Maryland Women Defeat Florida State in ACC Basketball
Tuesday, February 3, 2009
TALLAHASSEE, Feb. 2 -- A group of Florida State students, clad in gold T-shirts with red Superman logos splashed across the front, started harassing Kristi Toliver during warmups, even moving from one end of the court to the other during the game to ensure that the Maryland senior guard could hear their taunts when she was on offense.
But Toliver silenced them in the end with one dagger of a shot at the buzzer. Less than five seconds earlier, the 15th-ranked Seminoles had taken a two-point lead on a putback by a freshman reserve. But Toliver flew down the floor and launched an off-balance three-pointer from the right side, similar to the spot where she made her most famous shot, against Duke in the 2006 NCAA title game.
The ball splashed through the hoop, Toliver kept her hands in the air as the buzzer sounded and the students -- who only moments earlier had been celebrating -- recoiled in shock. Once the officials double-checked the replay and certified 13th-ranked Maryland's 72-71 victory, the Terrapins danced at center court.
"That was better than the Super Bowl last night, the way the game went down to the wire, two great teams competing," Maryland Coach Brenda Frese said. "We love those kind of battles."
Maryland (17-4, 5-2 ACC) handed Florida State its first conference loss, in front of 2,885 at Tucker Center. The Seminoles (18-5, 6-1) stepped onto the court with the swagger befitting a team that had won its past nine games, including three straight against nationally ranked opponents.
The Terrapins, meantime, were trying to rebound from their disappointing performance at No. 17 Virginia on Friday, an 89-81 loss in which they blew a 13-point second-half lead. But against Florida State, Maryland continued to battle, even when it appeared as if the game was going to slip out of its hands.
The Seminoles did a good job of defending Marissa Coleman (15 points) and Toliver (15 points), and the two seniors, to their credit, did not try to force shots. Instead, they looked for their teammates, often driving to the basket and then dishing the ball; they combined for 11 of Maryland's 14 assists. Freshman center Lynetta Kizer scored 14 points, and junior forward Demauria Liles added 10.
"Fortunately for us, we had other guys step up and make plays," said Toliver, who attempted just seven shots, half of what she usually takes. "We knew that if Marissa and I weren't able to have those easy looks, we'd be able to create for our teammates."
Neither team led by more than five points, and there were 14 ties and 14 lead changes. When Florida State sophomore Courtney Ward drained a three-pointer from the top of the arc with 2 minutes 2 seconds remaining, that created the biggest advantage of the second half at the time, 68-65. Coleman and Toliver each had a three-point attempt spin out of the basket, then Kizer fouled out of the game while setting a screen for Toliver on an inbounds play.

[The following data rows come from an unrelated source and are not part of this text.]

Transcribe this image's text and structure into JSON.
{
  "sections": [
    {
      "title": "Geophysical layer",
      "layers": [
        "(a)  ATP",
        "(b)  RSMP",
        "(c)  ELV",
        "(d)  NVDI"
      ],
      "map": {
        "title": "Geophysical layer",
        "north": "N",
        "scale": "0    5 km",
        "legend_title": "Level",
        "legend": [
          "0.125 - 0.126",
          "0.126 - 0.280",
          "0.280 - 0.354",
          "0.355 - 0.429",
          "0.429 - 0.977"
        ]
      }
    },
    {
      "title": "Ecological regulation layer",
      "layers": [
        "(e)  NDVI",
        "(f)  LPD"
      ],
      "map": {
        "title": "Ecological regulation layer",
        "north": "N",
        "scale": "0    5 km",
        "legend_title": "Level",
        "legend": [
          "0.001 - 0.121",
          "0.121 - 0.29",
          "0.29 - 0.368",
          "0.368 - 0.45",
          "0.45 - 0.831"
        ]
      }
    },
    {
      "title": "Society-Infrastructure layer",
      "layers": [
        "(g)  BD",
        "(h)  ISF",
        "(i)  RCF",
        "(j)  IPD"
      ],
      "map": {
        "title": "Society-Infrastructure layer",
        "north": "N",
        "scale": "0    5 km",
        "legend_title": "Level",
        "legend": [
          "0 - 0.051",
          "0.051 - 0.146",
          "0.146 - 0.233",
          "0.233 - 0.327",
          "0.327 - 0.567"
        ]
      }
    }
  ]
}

The Seminoles pushed their advantage to 69-65 following a free throw by freshman Cierra Bravard with 1:08 to play. Coleman halved that on a drive then deflected a Florida State inbounds pass to Toliver, who was fouled with 24.6 seconds to go. Toliver made both free throws, and that set up the final furious seconds.
Tanae Davis-Cain put up her 15th three-point attempt of the game but missed, and the strong 6-foot-4 Bravard came up with the rebound and putback with 4.9 seconds on the clock. The Terrapins had no timeouts left, but Frese said she probably wouldn't have called one anyway, since everyone knew that Toliver was going to get the ball.
After the game, Toliver explained that as she dribbled downcourt, she saw Coleman on the right side, and "I was going to pass it to her, but I couldn't tell how close her defender was." Instead Toliver kept the ball, slipped, and launched the shot. Later, she was asked if she really thought about giving up the chance to take the game-winning shot.
"Well, I mean, let's be real here," Toliver said with a sly grin. "I saw Marissa, I couldn't gauge how close her defender was, but as soon as I was around the three-point line, I knew it was going to have to go up. I didn't know I was going to be falling and shooting at the same time, though."